Un post muy interesante sobre la memoria histórica, colectiva o individual :)
30 de Marzo, 2008 - 20:26
Alfredo:
Es el primer día que entro en este blog y me ha gustado esta entrada.
Este tema da para mucho. A mí me gusta recordar la vida que llevo vivida, tener presente cómo he ido cambiando y cómo el tiempo está empeñado en ser un gran escultor.
Me encanta la fotografía. Cuando contemplo algunas fotos de hace tiempo..me doy cuenta que son mucho más que fotos, suenan, tienen colores y sobre todo cobran vida, despertando todas las sensaciones de entonces.

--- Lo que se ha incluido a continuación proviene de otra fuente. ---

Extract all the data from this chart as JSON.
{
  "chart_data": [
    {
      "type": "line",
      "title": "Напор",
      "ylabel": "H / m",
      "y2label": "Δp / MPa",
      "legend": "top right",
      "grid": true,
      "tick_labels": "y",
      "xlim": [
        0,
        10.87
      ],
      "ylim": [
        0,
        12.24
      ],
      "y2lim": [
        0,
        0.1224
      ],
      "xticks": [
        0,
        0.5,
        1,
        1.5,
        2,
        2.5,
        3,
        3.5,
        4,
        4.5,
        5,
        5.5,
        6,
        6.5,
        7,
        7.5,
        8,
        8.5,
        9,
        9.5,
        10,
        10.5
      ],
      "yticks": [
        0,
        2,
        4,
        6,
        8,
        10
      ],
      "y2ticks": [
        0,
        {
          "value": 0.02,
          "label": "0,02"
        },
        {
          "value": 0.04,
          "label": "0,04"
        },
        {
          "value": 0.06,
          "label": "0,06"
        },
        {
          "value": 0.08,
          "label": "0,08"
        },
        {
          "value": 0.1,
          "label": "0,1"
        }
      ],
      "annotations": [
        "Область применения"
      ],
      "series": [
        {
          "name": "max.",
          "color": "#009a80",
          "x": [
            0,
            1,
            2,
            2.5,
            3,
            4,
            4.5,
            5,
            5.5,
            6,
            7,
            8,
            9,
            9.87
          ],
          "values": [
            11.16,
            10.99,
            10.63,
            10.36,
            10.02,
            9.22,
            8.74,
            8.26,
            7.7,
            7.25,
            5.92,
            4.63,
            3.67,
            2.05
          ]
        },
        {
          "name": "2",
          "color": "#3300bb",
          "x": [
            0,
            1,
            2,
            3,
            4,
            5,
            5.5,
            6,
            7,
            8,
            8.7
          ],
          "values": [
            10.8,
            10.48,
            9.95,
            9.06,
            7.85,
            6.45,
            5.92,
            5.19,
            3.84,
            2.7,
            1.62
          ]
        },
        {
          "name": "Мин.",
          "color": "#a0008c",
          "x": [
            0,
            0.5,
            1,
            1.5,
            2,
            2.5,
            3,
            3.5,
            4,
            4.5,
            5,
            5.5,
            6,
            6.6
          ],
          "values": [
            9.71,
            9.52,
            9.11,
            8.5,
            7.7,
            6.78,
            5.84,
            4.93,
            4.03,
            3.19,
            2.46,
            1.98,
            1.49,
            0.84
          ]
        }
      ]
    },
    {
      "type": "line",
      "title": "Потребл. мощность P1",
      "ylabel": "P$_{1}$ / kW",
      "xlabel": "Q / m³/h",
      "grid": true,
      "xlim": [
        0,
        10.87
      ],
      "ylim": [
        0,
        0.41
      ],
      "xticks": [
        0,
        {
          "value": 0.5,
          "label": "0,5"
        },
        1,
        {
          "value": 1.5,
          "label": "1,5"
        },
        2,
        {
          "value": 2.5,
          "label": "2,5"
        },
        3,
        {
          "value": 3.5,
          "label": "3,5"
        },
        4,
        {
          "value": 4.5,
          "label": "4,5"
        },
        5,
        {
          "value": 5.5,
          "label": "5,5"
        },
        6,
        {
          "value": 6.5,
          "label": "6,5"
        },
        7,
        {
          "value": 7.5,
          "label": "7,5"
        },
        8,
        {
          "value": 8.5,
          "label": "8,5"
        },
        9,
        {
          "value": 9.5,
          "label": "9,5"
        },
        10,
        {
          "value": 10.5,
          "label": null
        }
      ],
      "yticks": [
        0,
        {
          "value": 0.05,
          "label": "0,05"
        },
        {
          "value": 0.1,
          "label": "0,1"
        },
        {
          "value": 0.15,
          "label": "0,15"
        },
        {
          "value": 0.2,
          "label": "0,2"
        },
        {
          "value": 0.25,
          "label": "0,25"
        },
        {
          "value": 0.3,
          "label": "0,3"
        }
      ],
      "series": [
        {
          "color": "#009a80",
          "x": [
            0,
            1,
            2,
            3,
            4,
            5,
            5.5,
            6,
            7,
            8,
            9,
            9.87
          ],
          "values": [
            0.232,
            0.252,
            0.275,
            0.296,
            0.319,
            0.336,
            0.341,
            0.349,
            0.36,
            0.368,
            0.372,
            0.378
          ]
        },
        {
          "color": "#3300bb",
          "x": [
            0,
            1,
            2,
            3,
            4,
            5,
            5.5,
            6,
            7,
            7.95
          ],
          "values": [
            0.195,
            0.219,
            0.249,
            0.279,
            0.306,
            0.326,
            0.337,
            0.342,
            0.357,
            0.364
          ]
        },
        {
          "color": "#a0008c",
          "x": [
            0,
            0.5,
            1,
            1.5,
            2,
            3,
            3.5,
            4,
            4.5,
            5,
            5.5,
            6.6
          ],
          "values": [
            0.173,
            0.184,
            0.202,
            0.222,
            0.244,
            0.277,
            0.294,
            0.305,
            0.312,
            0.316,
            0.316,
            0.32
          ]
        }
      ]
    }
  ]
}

Lo mejor no es solo recordar, sino sentir cuando te levantas cada día, que ahí empiezas a ser el artífice del día de hoy y….el recuerdo de mañana.
1 de Abril, 2008 - 0:32
Mary Carmen, hay mucha gente que se empeña en repetir que nunca mira hacia atrás. Estoy contigo cuando hablas de mirar hacia el pasado. Creo, además, que es inevitable hacerlo, por mucho que nos empeñemos en ignorarlo. Lo que hemos sido nos hace ser lo que somos. Por supuesto, no se puede vivir anclado en el pasado o con la memoria adormecida por los recuerdos. Y volviendo al tema de mi comentario inicial, siempre debemos hacer un esfuerzo para no manipular los recuerdos, para no adaptarlos a nuestra conveniencia en cada circunstancia. La mente humana siempre buscará excusas para justificar lo que sea, incluso las mayores atrocidades, y no dudará para ello en reinventar hasta la memoria de las cosas y de los sucesos. Tal vez se haga inconscientemente, pero creo que todas las personas intuyen que se están engañando a sí mismas, lo que ocurre es que reconocerlo es mucho más duro que aceptar el engaño.